Notifications d’apéro
La partie bat son plein depuis quelques minutes. Patretan regarde Juliya, il se rapproche à grands pas d’une défaite lamentable, mais l’algorithme comme toujours semble ne pas s’être trompé. Juliya lève la tête: «Et alors tu es allé à Ludesco? Je te vois sur une photo à côté de ma pote Britneymilie le samedi» Patretan se souvient de cette 33 % qui non contente d’être mauvaise joueuse, avait utilisé son processeur pour calculer ses coups. «Oui, c’était sympa», «Bel accueil, de multiples jeux et un choix de planchettes d’apéro très varié 4 étoiles, ah ben oui, tu sembles avoir apprécié au vu de ton commentaire sur leur page». «Oui, ils se sont plaints que l’algorithme avait classé le festival dans des catégories trop spécialisées, et nous ont motivés à laisser des avis généralistes». Juliya regarde Patretan dans les yeux, 81 %. Lui vient de recevoir une nouvelle notification de Juliya, ils s’embrassent.

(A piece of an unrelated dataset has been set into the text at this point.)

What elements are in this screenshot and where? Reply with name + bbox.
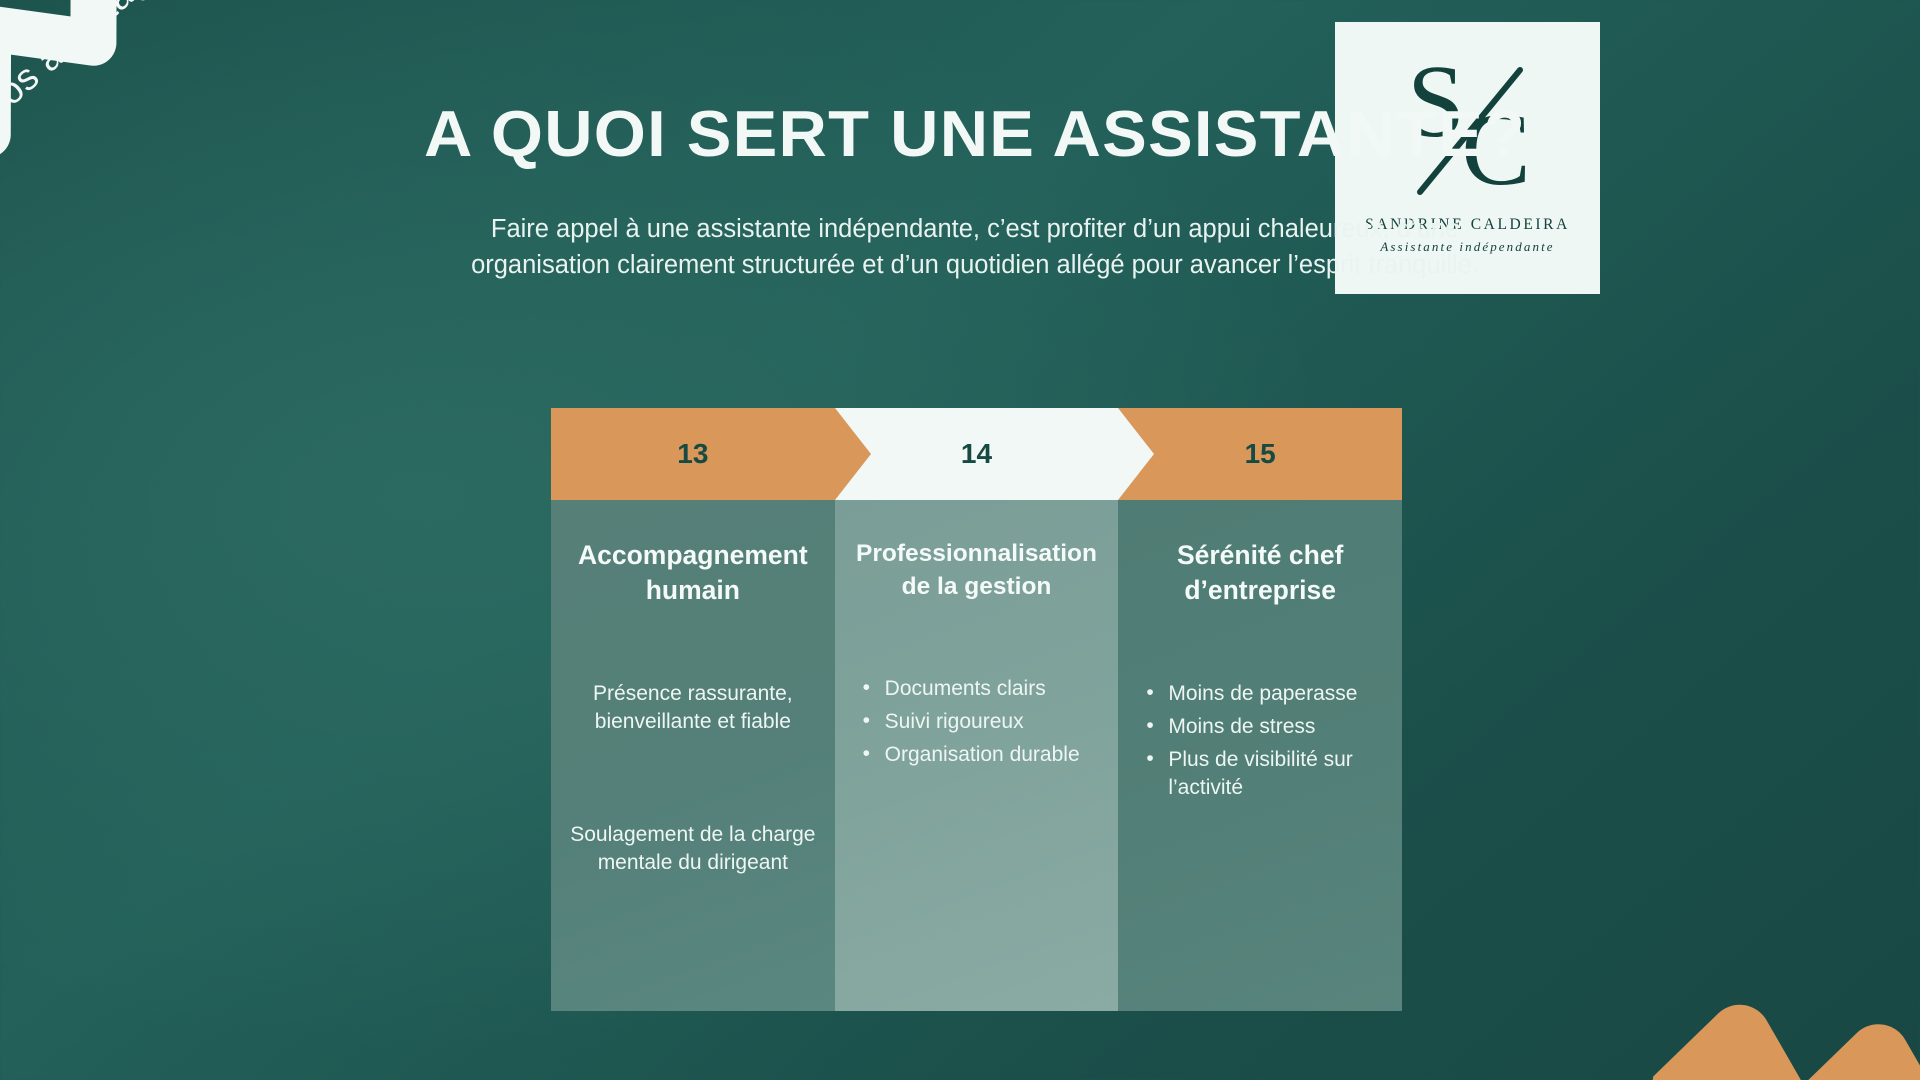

L’algo évite les mauvaises surprises
Plus tard ils marchent sur les pontons de la Carmagnole un cornet de marron chaud à la main, une canne passe avec ses petits canetons. «Tu sais Patretan, j’aime bien ces rencontres, le hasard fait bien les choses et l’algo m’évite les mauvaises surprises et je sais bien qu’il y a des variations de nos profils qu’on découvrira.», «Oui j’aime bien pouvoir être moi-même plutôt que d’essayer de correspondre à un vieil archétype que personne n’aime vraiment. Ça me fait penser à ma mère qui me soule avec son club de rétro-dating au Petit Paris, elle ne veut pas comprendre…on va chez toi?», «Oui, en plus j’ai reçu mon colis biocal».
Patretan et Juliya s’en vont, main dans la main, leur histoire débute seulement, mais déjà la base est certifiée saine par la norme ISO 566670.